[Ukfreebsd] "green" HDDs

Tim Borgeaud tim at syntheticmoon.co.uk
Wed Jan 12 09:38:41 GMT 2011


Frank Shute wrote:
> On Tue, Jan 11, 2011 at 01:15:26PM +0000, Tim Borgeaud wrote:
>>
>> Despite the fact that green credentials of these drives may be 
>> questionable, I think that in typical usage there are some definite 
>> benefits.
>>
>> As far as I can tell, the performance of the somewhat slower spinning 
>> (5400 rpm) drives is not really that terrible at all. I believe that the 
>> slower spinning drives compare poorly in terms of random access, but 
>> overall there isn't a huge difference (at least not between similarly 
>> priced drives).
> 
> If the disk is parked, then I can imagine that reads or writes are
> going to be slow; I'm assuming that it has to be run up to full speed
> before it can be written too.
> 

Indeed. A disk that is spun down frequently is much more likely to show 
some large disadvantages performance wise, in most applications, compared 
to a disk run at full speed all the time. However, I was under the 
impression that the power savings features of these green disks don't 
geneally involve the disks spinning down and sleeping automatically but 
are centered around two features:

1) Automatic parking of the heads after a short (too short in my opinion) 
time. This, apparently causes slightly less drag on the platters and saves 
a little bit of power while the disk idles. It may also be accompanied by 
some non-mechanical power savings changes.
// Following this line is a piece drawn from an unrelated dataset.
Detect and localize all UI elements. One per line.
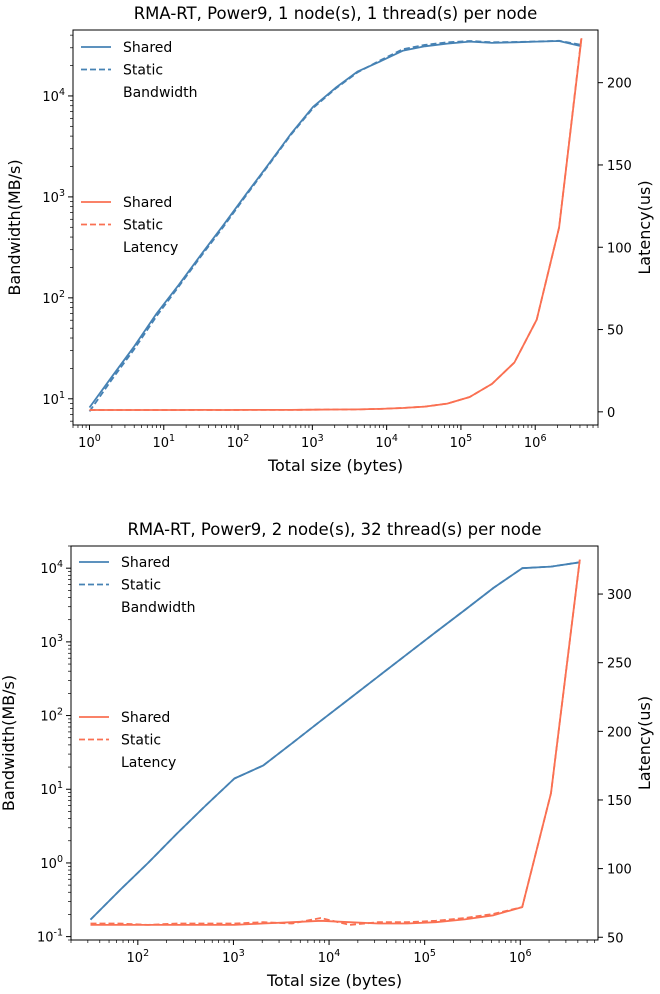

The cost is the extra time it takes the heads to swing back over the where 
the data is located. However, perhaps the larger problem is where there 
are relatively periodic access separated by more than the timeout, causing 
a continuous cycle of head parking/unparking.

2) A possible automatic lowering of the spin speed while idle, such that 
the disk does have to speed up again for access but can do so relatively 
quickly.


If the disks are spun down, either due to disk firmware or due to a 
standard OS utility (such as ataidle), I suspect that the timeout will be 
set to a much larger value than a few seconds.